Il “piatto forte” della manovra, secondo la propaganda di regime, è l’articolo 5 contenente le misure sul taglio del “cuneo fiscale”, ovvero l’insieme dei contributi previdenziali e delle tasse che gravano sui redditi da lavoro. Tuttavia, si tratta solo di una proroga, a scopi puramente elettorali (prevista guarda caso solo per il 2024), di una misura già varata con la scorsa manovra che peraltro incide in maniera irrilevante sulle tasche dei lavoratori. Infatti, secondo le simulazioni effettuate dai promotori della campagna “Sbilanciamoci!”, l’accorpamento dei primi due scaglioni IRPEF previsto dalla manovra avrebbe effetti per soli 8 euro al mese sui redditi intorno ai 20mila euro: nulla a fronte di un’inflazione cumulata di oltre il 16% negli ultimi tre anni.

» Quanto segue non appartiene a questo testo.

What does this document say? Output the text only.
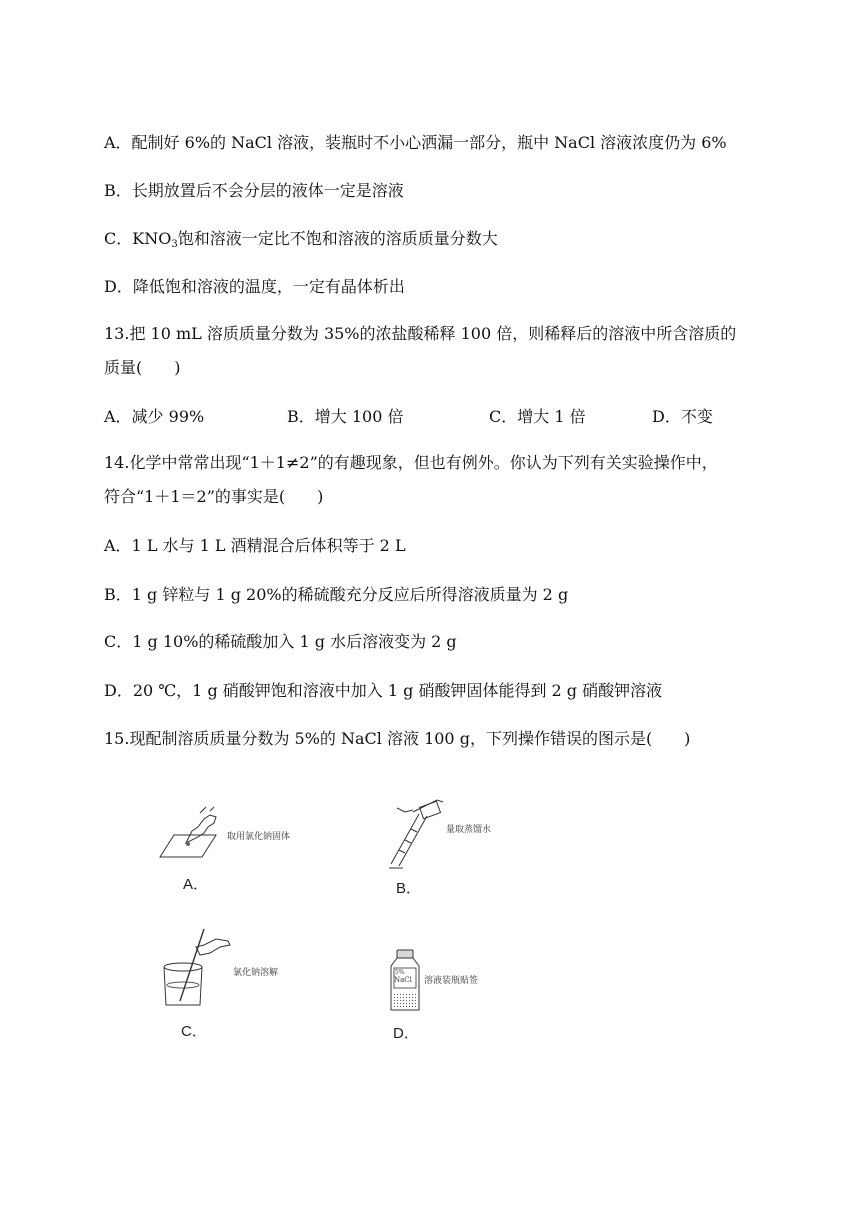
A．配制好 6%的 NaCl 溶液，装瓶时不小心洒漏一部分，瓶中 NaCl 溶液浓度仍为 6%
B．长期放置后不会分层的液体一定是溶液
C．$KNO_3$饱和溶液一定比不饱和溶液的溶质质量分数大
D．降低饱和溶液的温度，一定有晶体析出
13.把 10 mL 溶质质量分数为 35%的浓盐酸稀释 100 倍，则稀释后的溶液中所含溶质的
质量(　　)
A．减少 99%	B．增大 100 倍	C．增大 1 倍	D．不变
14.化学中常常出现“1＋1≠2”的有趣现象，但也有例外。你认为下列有关实验操作中，
符合“1＋1＝2”的事实是(　　)
A．1 L 水与 1 L 酒精混合后体积等于 2 L
B．1 g 锌粒与 1 g 20%的稀硫酸充分反应后所得溶液质量为 2 g
C．1 g 10%的稀硫酸加入 1 g 水后溶液变为 2 g
D．20 ℃，1 g 硝酸钾饱和溶液中加入 1 g 硝酸钾固体能得到 2 g 硝酸钾溶液
15.现配制溶质质量分数为 5%的 NaCl 溶液 100 g，下列操作错误的图示是(　　)
取用氯化钠固体
A．
量取蒸馏水
B．
氯化钠溶解
C．
5%
NaCl 溶液装瓶贴签
D．
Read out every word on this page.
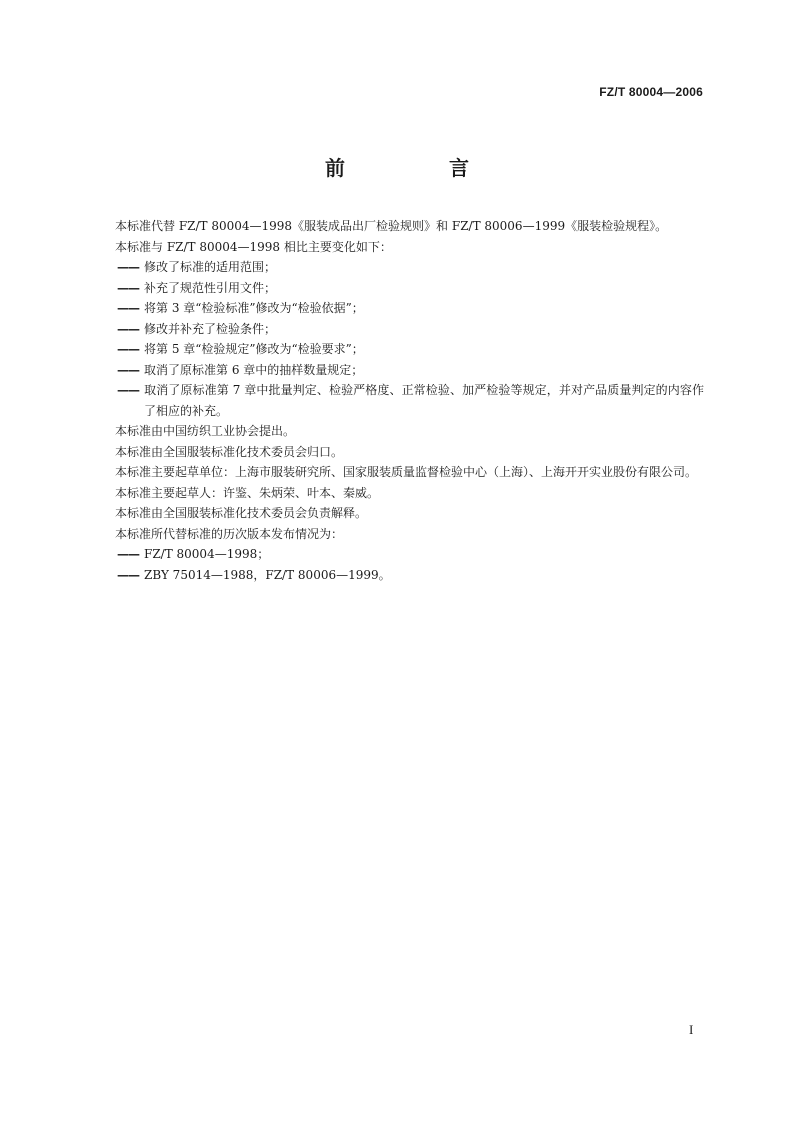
FZ/T 80004—2006
前　言

本标准代替 FZ/T 80004—1998《服装成品出厂检验规则》和 FZ/T 80006—1999《服装检验规程》。

本标准与 FZ/T 80004—1998 相比主要变化如下：

—— 修改了标准的适用范围；

—— 补充了规范性引用文件；

—— 将第 3 章“检验标准”修改为“检验依据”；

—— 修改并补充了检验条件；

—— 将第 5 章“检验规定”修改为“检验要求”；

—— 取消了原标准第 6 章中的抽样数量规定；

—— 取消了原标准第 7 章中批量判定、检验严格度、正常检验、加严检验等规定，并对产品质量判定的内容作了相应的补充。

本标准由中国纺织工业协会提出。

本标准由全国服装标准化技术委员会归口。

本标准主要起草单位：上海市服装研究所、国家服装质量监督检验中心（上海）、上海开开实业股份有限公司。

本标准主要起草人：许鉴、朱炳荣、叶本、秦威。

本标准由全国服装标准化技术委员会负责解释。

本标准所代替标准的历次版本发布情况为：

—— FZ/T 80004—1998；

—— ZBY 75014—1988，FZ/T 80006—1999。

I
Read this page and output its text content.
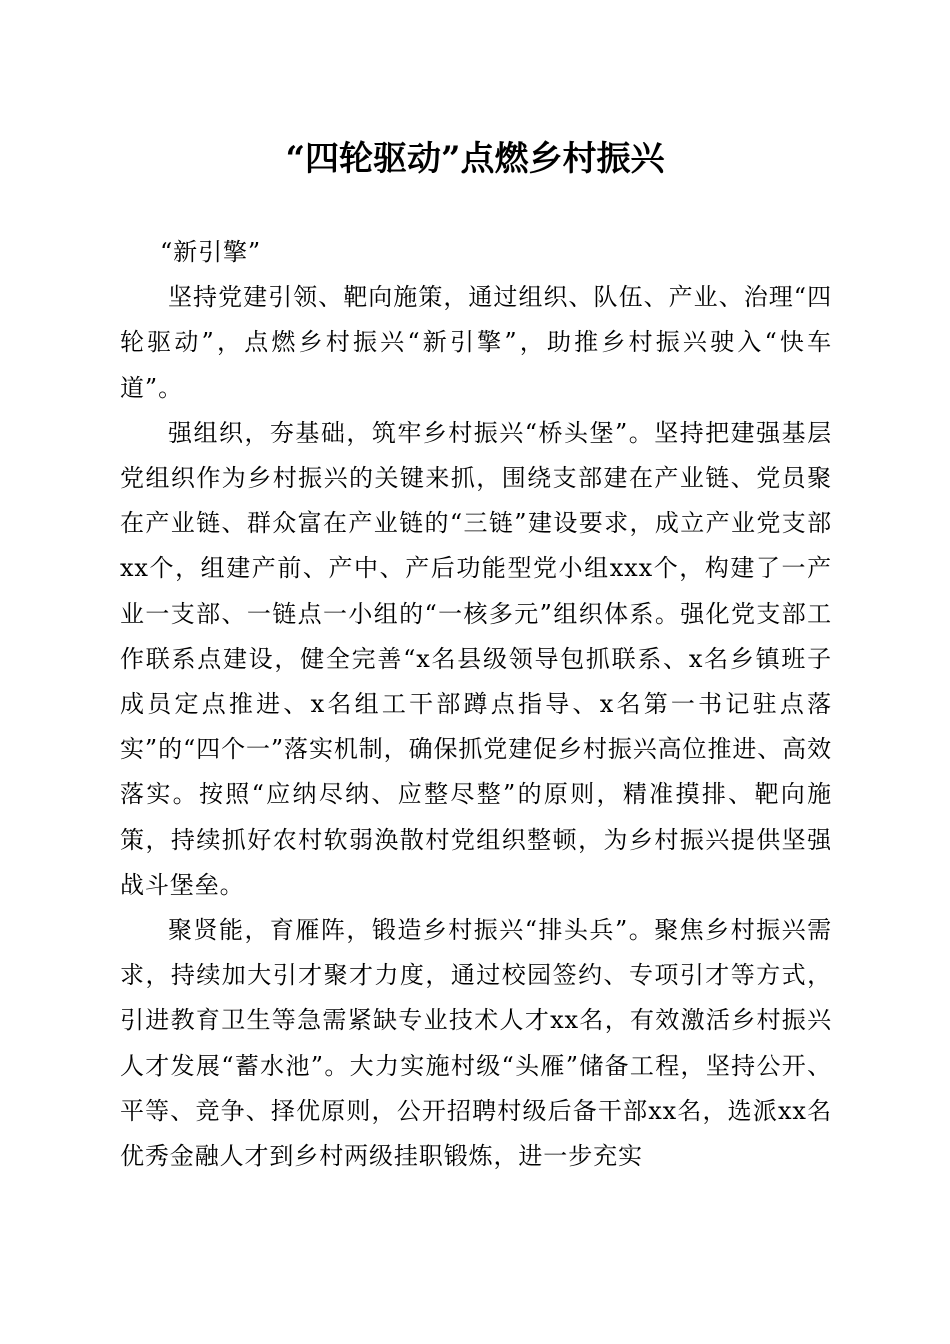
“四轮驱动”点燃乡村振兴

“新引擎”

坚持党建引领、靶向施策，通过组织、队伍、产业、治理“四轮驱动”，点燃乡村振兴“新引擎”，助推乡村振兴驶入“快车道”。

强组织，夯基础，筑牢乡村振兴“桥头堡”。坚持把建强基层党组织作为乡村振兴的关键来抓，围绕支部建在产业链、党员聚在产业链、群众富在产业链的“三链”建设要求，成立产业党支部xx个，组建产前、产中、产后功能型党小组xxx个，构建了一产业一支部、一链点一小组的“一核多元”组织体系。强化党支部工作联系点建设，健全完善“x名县级领导包抓联系、x名乡镇班子成员定点推进、x名组工干部蹲点指导、x名第一书记驻点落实”的“四个一”落实机制，确保抓党建促乡村振兴高位推进、高效落实。按照“应纳尽纳、应整尽整”的原则，精准摸排、靶向施策，持续抓好农村软弱涣散村党组织整顿，为乡村振兴提供坚强战斗堡垒。

聚贤能，育雁阵，锻造乡村振兴“排头兵”。聚焦乡村振兴需求，持续加大引才聚才力度，通过校园签约、专项引才等方式，引进教育卫生等急需紧缺专业技术人才xx名，有效激活乡村振兴人才发展“蓄水池”。大力实施村级“头雁”储备工程，坚持公开、平等、竞争、择优原则，公开招聘村级后备干部xx名，选派xx名优秀金融人才到乡村两级挂职锻炼，进一步充实
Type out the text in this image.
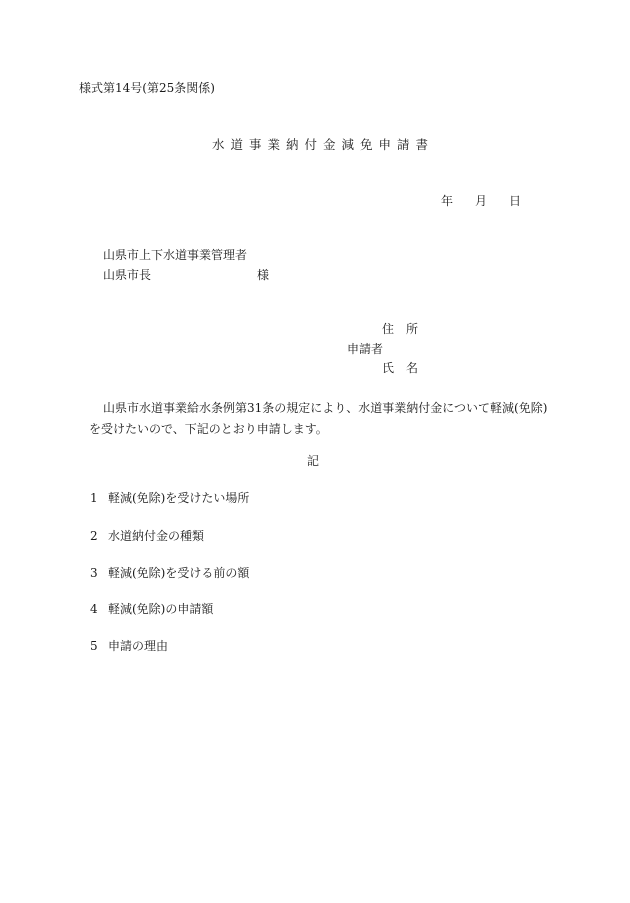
様式第14号(第25条関係)
水道事業納付金減免申請書
年 月 日
山県市上下水道事業管理者
山県市長	様
住　所
申請者
氏　名
山県市水道事業給水条例第31条の規定により、水道事業納付金について軽減(免除)を受けたいので、下記のとおり申請します。
記
1 軽減(免除)を受けたい場所
2 水道納付金の種類
3 軽減(免除)を受ける前の額
4 軽減(免除)の申請額
5 申請の理由
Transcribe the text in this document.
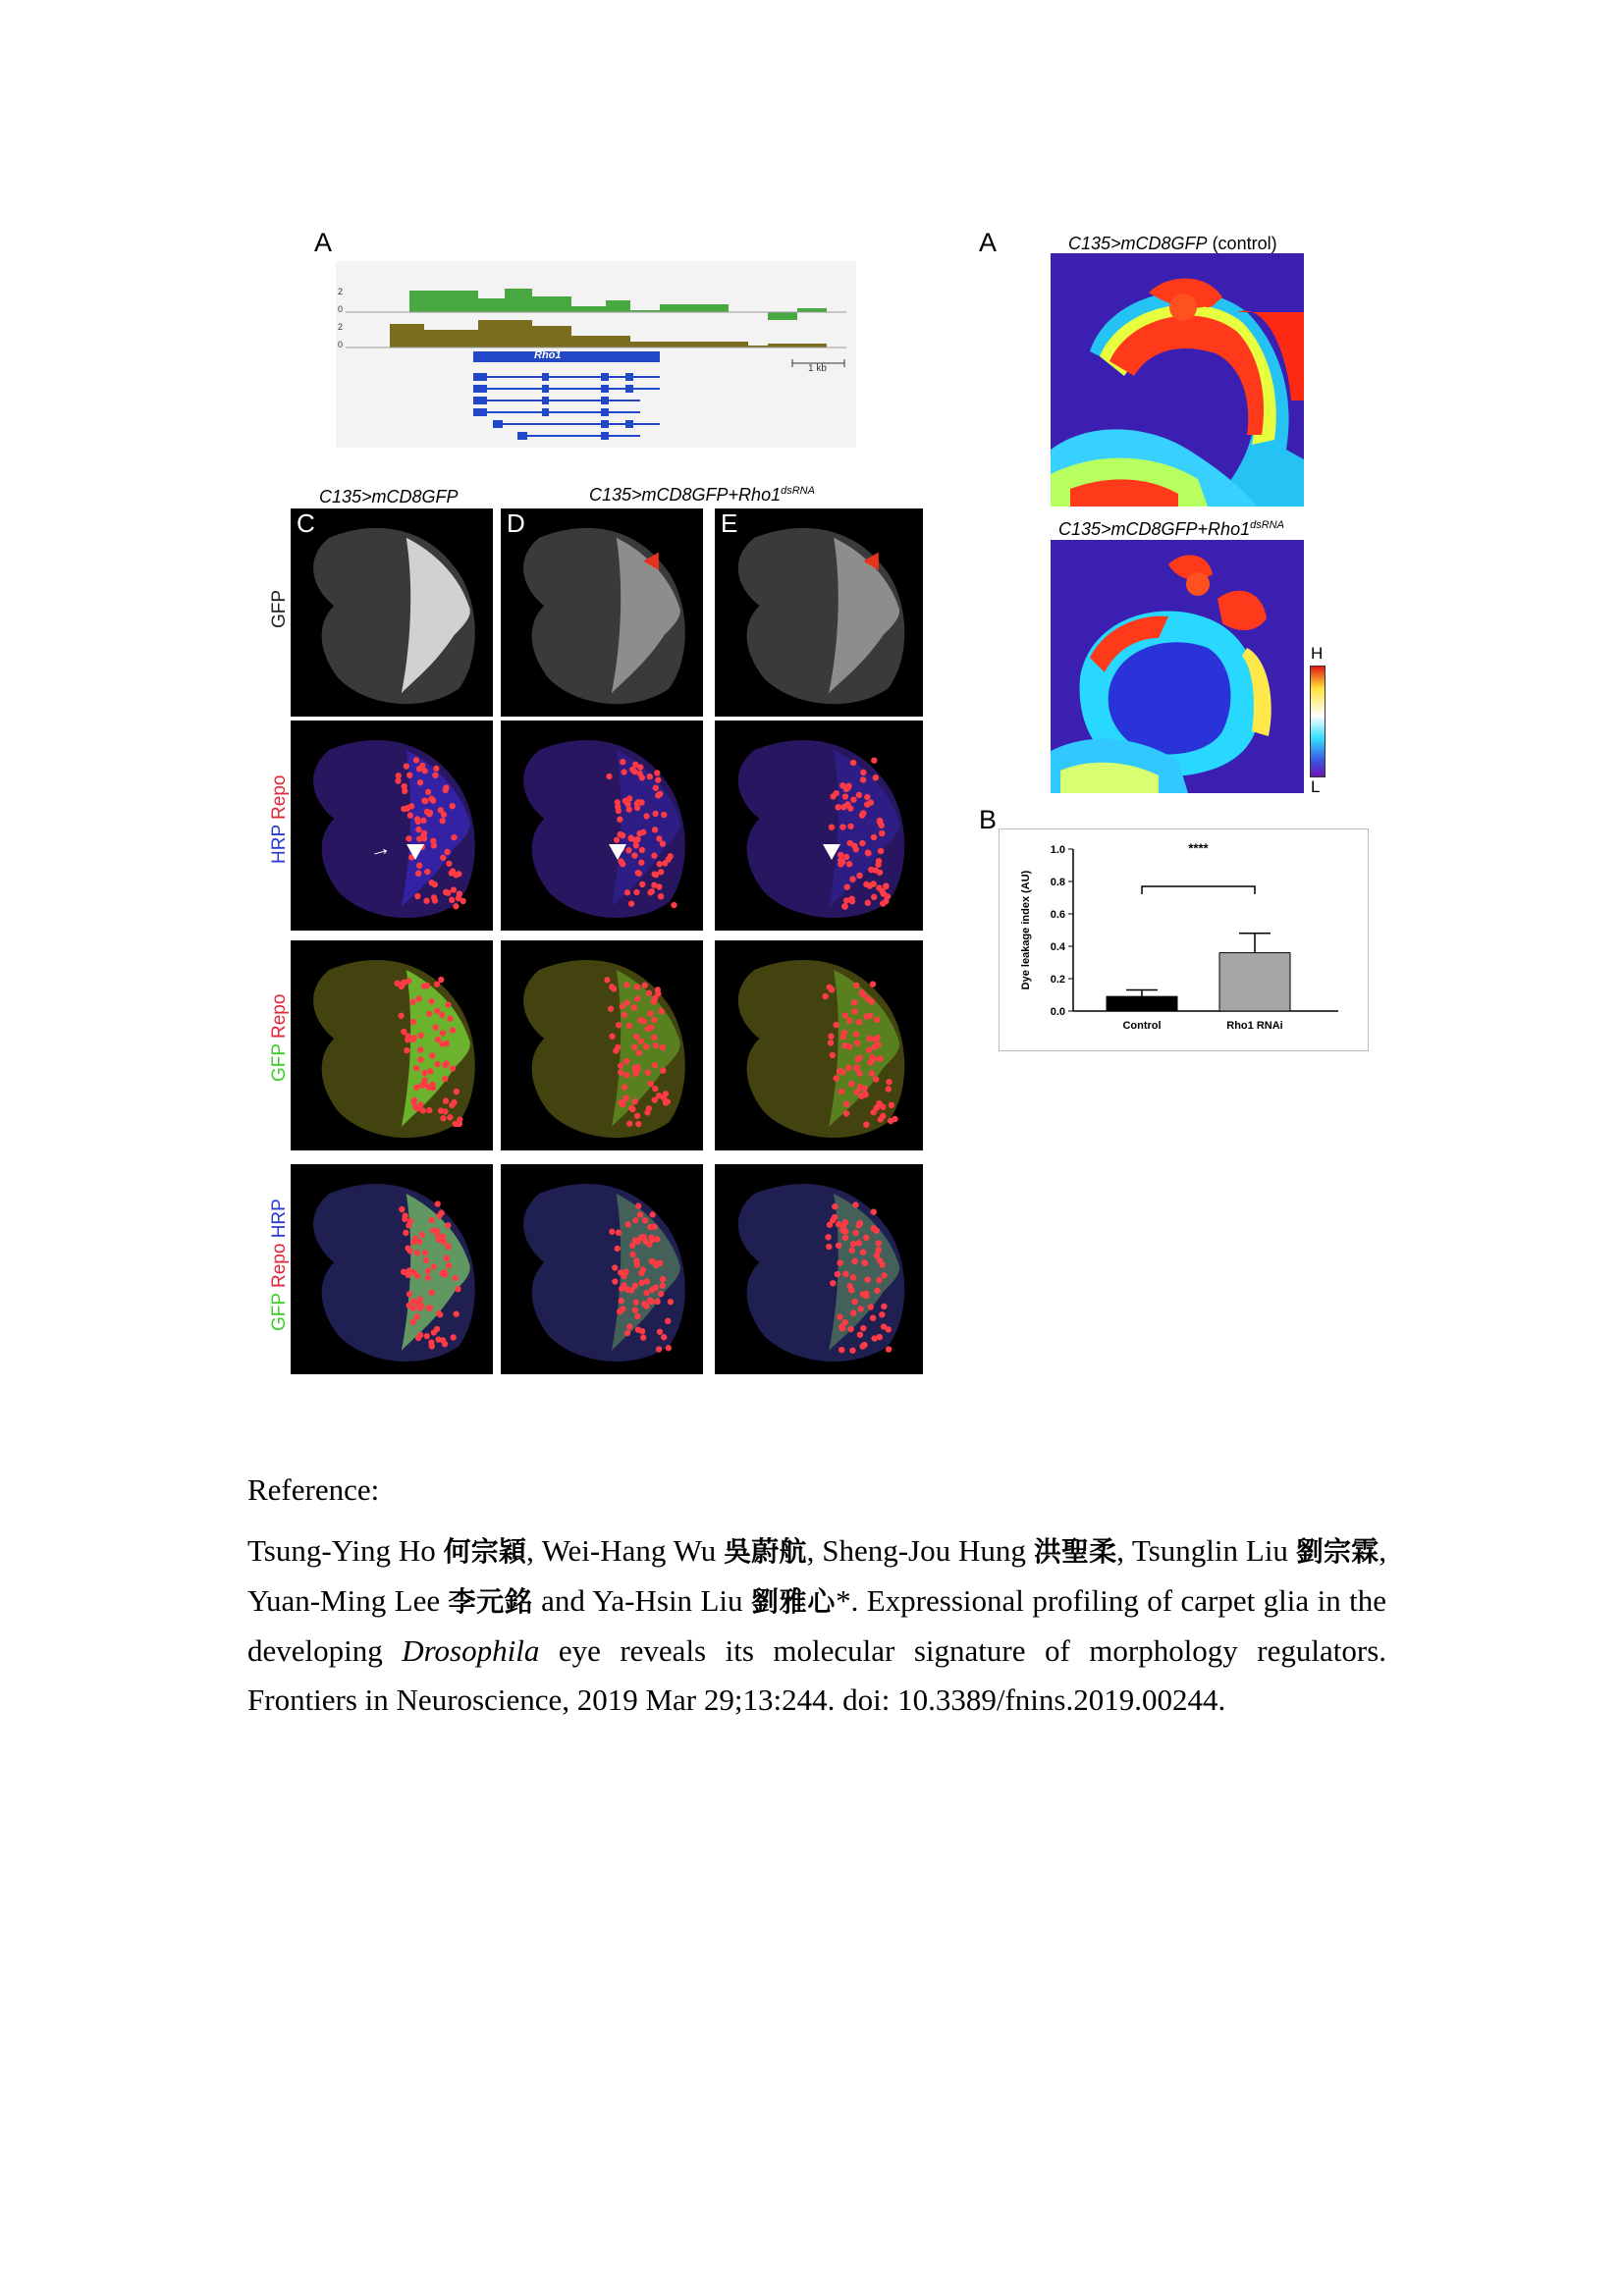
A
Rho1
1 kb
2
0
2
0
A	C135>mCD8GFP (control)
$C135>mCD8GFP+Rho1^{dsRNA}$
H
L
B
0.0
0.2
0.4
0.6
0.8
1.0
Dye leakage index (AU)
Control	Rho1 RNAi
****
C135>mCD8GFP	$C135>mCD8GFP+Rho1^{dsRNA}$
C	D	E
→
GFP
HRP Repo
GFP Repo
GFP Repo HRP
Reference:
Tsung-Ying Ho 何宗穎, Wei-Hang Wu 吳蔚航, Sheng-Jou Hung 洪聖柔, Tsunglin Liu 劉宗霖, Yuan-Ming Lee 李元銘 and Ya-Hsin Liu 劉雅心*. Expressional profiling of carpet glia in the developing Drosophila eye reveals its molecular signature of morphology regulators. Frontiers in Neuroscience, 2019 Mar 29;13:244. doi: 10.3389/fnins.2019.00244.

Ma le misure fiscali non finiscono qui: non solo su molti proprietari di prime case grava il rischio di una terza rata dell’IMU (chi con le nuove aliquote pagherà di meno rispetto all’anno precedente dovrà pagare di nuovo a febbraio), ma soprattutto sui prodotti per l’infanzia e per l’igiene femminile l’IVA passerà dal 5 al 10%, alla faccia degli appelli a fare più figli e a rilanciare la natalità!

Con questa manovra, inoltre, aumenta ulteriormente la spesa militare. Il bilancio della difesa cresce di quasi due miliardi, cui vanno aggiunti i soldi delle missioni militari (1,4 miliardi) e quelli per gli investimenti sull’acquisto di nuovi sistemi d’arma, 8 miliardi l’anno da qui al 2026.

Infine, per continuare a soddisfare gli appetiti delle solite imprese appaltatrici, non potevano mancare i fondi per le grandi opere inutili e dannose. In particolare, per il Ponte sullo stretto di Messina, sono previsti 11 miliardi da qui al 2032 (780 milioni accantonati per il 2024), mentre l’avvio in questi giorni dei lavori per il tunnel di base della TAV Torino-Lione rappresenta un nuovo affronto al movimento NO TAV e alle masse popolari della Val di Susa, che saranno certamente oggetto di nuovi attacchi repressivi.

In conclusione, il contenuto della manovra conferma che il governo Meloni e le Larghe Intese non hanno alcuna intenzione di retrocedere rispetto all’attuazione del programma comune della borghesia imperialista, fatto di lacrime, sangue e guerra per le masse popolari, unica soluzione che le classi dominanti riescono a prospettare per la crisi generale.

Tuttavia, le divisioni sempre più laceranti che attraversano la maggioranza di governo, i partiti delle Larghe Intese e le fazioni della borghesia e le mobilitazioni che si sono susseguite in questi mesi, su tutte gli scioperi organizzati da CGIL e UIL, dimostrano la debolezza del regime politico della borghesia, spaccato e sempre più lontano dalle masse popolari.

Si tratta ora di fare leva sulle aspettative e sul malcontento suscitati dallo “sciopero in 5 tappe” di novembre e dicembre per costruire, con la mobilitazione di tutti i lavoratori a prescindere dalla tessera sindacale, un unico sciopero in grado di fermare il paese, riempire la capitale e assediare il palazzo. Una strada che coinvolge e chiama a dare il proprio contributo tutti i lavoratori, i sindacati di base e la parte migliore di quelli confederali, le forze sociali e politiche che vogliono farla finita con il governo Meloni e tutti i governi nemici dei lavoratori. Una strada in cui costruire con la lotta e l’organizzazione dal basso un governo che esprima gli interessi della maggioranza della popolazione e metta al centro la parola d’ordine “lavoro utile e dignitoso per tutti!”